O processo feito em laboratório apontou uma ação de inibição contra o vírus chikungunya e oropouche em praticamente todos os compostos do lúpulo testados. Na pesquisa, as amostras com a presença do beta ácido foram as mais promissoras, com maior potencial virucida.

“Ficamos muito satisfeitos por podermos iniciar algo inédito, ou seja, utilizar compostos peculiares de uma planta cultivada e conhecida mundialmente para o controle de arboviroses que estão dispersas no mundo todo, em especial na Ásia e na América Latina”, afirma o professor.

Os resultados apontam ao menos duas hipóteses que explicam o mecanismo da ação do lúpulo contra a replicação viral. De acordo com Tsvetelina, as abordagens nos vírus chikungunya e oropouche foram semelhantes e complementares.

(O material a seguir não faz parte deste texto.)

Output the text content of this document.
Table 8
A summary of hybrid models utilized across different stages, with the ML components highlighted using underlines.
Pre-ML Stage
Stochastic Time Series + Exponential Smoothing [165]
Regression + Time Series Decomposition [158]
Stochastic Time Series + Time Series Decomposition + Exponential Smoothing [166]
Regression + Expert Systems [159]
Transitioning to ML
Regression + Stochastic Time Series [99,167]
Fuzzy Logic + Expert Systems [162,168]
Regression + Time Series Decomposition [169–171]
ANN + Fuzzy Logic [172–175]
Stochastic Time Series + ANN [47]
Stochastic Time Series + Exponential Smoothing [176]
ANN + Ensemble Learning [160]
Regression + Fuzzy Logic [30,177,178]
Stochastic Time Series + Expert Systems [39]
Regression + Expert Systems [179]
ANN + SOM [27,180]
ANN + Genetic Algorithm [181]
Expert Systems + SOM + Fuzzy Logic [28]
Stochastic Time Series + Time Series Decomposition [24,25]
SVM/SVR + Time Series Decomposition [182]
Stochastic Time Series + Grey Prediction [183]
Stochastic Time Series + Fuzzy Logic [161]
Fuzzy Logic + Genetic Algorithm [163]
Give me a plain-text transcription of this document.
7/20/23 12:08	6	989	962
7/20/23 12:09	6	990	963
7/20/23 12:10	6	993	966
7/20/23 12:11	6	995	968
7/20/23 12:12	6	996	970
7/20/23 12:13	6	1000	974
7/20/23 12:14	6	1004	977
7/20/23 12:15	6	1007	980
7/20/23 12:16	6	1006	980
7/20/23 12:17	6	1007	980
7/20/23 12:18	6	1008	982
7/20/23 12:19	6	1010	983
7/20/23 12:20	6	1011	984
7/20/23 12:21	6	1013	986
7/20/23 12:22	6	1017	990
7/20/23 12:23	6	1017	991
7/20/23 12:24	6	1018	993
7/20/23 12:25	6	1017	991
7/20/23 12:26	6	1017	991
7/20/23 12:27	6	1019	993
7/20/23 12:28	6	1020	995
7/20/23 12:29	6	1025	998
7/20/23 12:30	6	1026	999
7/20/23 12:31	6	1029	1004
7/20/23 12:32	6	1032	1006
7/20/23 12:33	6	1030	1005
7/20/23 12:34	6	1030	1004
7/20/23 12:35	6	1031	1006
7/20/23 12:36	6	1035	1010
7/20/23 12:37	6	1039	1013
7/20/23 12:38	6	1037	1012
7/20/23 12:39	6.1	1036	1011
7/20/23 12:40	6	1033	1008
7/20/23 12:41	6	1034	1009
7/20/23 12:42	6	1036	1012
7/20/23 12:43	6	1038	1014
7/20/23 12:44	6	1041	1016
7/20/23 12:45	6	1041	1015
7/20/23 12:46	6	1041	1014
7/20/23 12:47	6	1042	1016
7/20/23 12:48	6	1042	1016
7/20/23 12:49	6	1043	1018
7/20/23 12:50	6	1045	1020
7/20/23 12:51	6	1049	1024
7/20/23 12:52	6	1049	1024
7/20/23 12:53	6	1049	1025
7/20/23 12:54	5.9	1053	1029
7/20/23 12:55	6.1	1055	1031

“Mas, como os dois vírus são diferentes em termos do tipo de material genético e do modo como se replicam na célula após a infecção, as duas abordagens que usamos diferem. O que é comum é que, para ambos os vírus, os compostos do lúpulo apresentam atividade inibitória, o que significa que podem interagir em diferentes estágios da replicação viral e interromper a propagação”.

Ação antiviral

Característico nas cervejas, o amargor do lúpulo é a chave da pesquisa. Isso porque são os alfa e beta ácidos, constituintes bioativos responsáveis pelo amargor da planta, que demostraram ação contra os vírus na pesquisa.

“O processo incluiu o desenvolvimento do método de separação dos compostos ativos. Estávamos focados em três grupos de compostos e utilizamos métodos de separação chamados cromatografia líquida/líquida. O segundo passo foi confirmar a estrutura por meio de métodos estruturais como RMN ou espectrometria de massa ou métodos analíticos como HPLC. A terceira parte foi organizar a parte antiviral e testá-la in vitro em modelos celulares”.